Nispi boşanma sebeplerinde ise davacının talepleri davalının savunması ve iddiaları, her iki tarafın sunmuş olduğu deliller mahkemece değerlendirilir. Boşanma kararı verilmediğinde evliliğin devamı mümkün ise mahkeme evlilik birliğini kurtarmak adına boşanma hükmü kurmayabilir. Bu noktada hakimin takdir yetkisi belirleyici olmaktadır.

Kadın Haklarının son yıllarda ülkemiz ve dünya gündeminde çok fazla yer alması, Birleşmiş Milletler ve diğer birçok uluslararası kuruluş tarafından kadına destek çıkılması sebebiyle Kadına ve çocuğa pozitif ayrımcılık yapılmaktadır. Anayasamızın 10.maddesinde Kanun Önünde Eşitlik düzenlenmektedir.
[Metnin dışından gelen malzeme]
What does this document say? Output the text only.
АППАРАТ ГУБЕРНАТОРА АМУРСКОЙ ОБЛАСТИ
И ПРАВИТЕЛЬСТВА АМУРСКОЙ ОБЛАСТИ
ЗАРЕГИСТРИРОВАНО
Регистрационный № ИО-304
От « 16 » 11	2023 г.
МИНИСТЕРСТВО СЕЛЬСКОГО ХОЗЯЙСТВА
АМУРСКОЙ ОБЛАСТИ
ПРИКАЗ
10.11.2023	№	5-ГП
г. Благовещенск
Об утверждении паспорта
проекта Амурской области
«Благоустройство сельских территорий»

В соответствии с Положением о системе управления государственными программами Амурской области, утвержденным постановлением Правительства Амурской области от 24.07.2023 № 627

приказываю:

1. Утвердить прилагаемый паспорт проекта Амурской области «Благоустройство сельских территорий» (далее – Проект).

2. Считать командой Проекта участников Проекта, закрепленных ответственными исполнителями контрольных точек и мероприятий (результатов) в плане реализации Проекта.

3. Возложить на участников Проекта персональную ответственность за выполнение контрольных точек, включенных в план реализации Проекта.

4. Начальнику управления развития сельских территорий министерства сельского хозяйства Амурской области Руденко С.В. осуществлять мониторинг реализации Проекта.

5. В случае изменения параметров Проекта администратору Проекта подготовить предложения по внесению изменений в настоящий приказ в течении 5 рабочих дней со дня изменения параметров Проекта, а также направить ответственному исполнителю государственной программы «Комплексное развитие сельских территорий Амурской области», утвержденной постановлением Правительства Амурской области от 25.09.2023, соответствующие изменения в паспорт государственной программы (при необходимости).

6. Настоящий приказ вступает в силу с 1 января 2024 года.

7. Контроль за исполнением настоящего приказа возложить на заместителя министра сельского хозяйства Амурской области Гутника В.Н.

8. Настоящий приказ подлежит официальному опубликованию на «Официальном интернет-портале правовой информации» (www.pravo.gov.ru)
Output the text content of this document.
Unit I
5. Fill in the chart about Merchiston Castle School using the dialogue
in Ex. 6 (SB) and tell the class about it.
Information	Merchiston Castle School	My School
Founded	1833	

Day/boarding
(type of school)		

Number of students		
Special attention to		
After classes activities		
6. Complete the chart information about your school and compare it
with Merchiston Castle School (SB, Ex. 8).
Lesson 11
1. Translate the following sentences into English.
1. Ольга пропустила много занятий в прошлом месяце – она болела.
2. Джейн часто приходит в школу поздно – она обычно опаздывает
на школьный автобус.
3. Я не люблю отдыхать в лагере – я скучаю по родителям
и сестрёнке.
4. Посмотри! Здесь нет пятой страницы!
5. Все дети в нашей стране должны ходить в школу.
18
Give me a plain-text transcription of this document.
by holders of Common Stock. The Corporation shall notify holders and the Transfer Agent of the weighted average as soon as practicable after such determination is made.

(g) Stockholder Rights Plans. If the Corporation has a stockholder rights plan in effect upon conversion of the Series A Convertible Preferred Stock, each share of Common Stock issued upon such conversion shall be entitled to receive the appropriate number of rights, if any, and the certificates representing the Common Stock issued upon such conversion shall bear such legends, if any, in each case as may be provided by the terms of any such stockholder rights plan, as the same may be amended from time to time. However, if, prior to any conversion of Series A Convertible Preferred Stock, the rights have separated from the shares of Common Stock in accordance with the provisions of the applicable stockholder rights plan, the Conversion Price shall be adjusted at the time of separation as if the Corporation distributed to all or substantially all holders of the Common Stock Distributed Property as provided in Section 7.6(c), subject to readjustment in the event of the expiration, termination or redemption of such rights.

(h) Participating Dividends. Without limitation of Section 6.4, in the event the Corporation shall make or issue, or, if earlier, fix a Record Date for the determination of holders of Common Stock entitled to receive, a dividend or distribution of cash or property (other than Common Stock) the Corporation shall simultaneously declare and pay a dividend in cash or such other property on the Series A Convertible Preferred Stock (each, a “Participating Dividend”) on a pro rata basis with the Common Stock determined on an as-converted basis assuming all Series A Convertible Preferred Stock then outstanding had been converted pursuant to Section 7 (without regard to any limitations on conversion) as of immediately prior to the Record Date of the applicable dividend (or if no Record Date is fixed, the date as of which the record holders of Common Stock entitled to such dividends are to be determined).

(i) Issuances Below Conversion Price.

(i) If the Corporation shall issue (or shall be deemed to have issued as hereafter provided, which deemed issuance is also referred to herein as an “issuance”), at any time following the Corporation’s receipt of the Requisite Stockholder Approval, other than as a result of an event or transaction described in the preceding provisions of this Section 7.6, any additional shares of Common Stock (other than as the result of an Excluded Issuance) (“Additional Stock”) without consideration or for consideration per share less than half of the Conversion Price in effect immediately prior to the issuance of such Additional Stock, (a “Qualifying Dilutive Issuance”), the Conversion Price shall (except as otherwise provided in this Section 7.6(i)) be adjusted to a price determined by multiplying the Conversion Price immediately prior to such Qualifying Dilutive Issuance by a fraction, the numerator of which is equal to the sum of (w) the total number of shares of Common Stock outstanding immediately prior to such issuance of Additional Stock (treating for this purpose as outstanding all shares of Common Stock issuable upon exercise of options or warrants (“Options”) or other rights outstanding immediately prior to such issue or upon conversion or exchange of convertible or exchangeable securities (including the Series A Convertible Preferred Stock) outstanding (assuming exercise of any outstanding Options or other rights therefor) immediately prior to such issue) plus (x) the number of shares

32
Maddede kadın ve erkeğin eşit haklara sahip olduğu belirtilmiş ve bu eşitliğin sağlanabilmesi için devletin tedbir almakla yükümlü olduğu hüküm altına alınmıştır. Kadın ve  erkeğin eşit haklara sahip olması ve sahip olduğu haklara ulaşabilmesi için devlet tarafından kadına karşı pozitif ayrımcılık yapılabilmektedir.

Boşanma davalarında bu durum kendini  nafaka  ve tazminat konusunda da göstermektedir. Daha çok kusurlu olmamak şartı ile zor durumda olan eş kendisinden daha iyi durumda olan taraftan yoksulluk nafakası alabilmektedir. Ülkemiz şartları göz önüne alındığında bir çok kadın bu haktan yaralanabilmektedir.Ancak hukukta her somut olay kendi içinde değerlendirilmektedir. Somut davanın  sebebi, şartları, tarafların kusur oranı, tarafların sosyal ve ekonomik durumu kurulacak olan hükümde etkilidir.

Mahkeme dava dilekçesinde belirtilen konular hakkında hüküm kurabilmektedir. Taraf sadece boşanma ve velayet için dava açmış , tazminat talep etmemiş ise mahkeme tazminata hükmedemez. Boşanma , velayet , nafaka , maddi manevi tazminat, edinilmiş mallara katılma talebi tek bir dava dilekçesi ile talep edilebileceği gibi farklı dava konuları da yapılabilmektedir.

İlk derece mahkemesinin vermiş olduğu karara karşı tarafların istinaf ve ardından temyiz  kanun yoluna başvurma hakları vardır. Hukuk yargısının içinde yer alan aile mahkemesi kararları da taraflarca tebliğe çıkarılması talep edilmediği sürece kesinleşmemektedir. Bu sebeple boşanma hükmü kurulmuş olmasına rağmen taraflar hükmün tebliğini talep etmediğinde boşanma kesinleşmeyecek ve evlilik tüm hüküm ve sonuçları ile devam edecektir.

Evlilik ve boşanma hukuk davaları içinde ciddi bir sayıya ve öneme sahiptir. Sonraki yazılarımızda boşanmayı farklı bir yönü ile ele almak dileğiyle.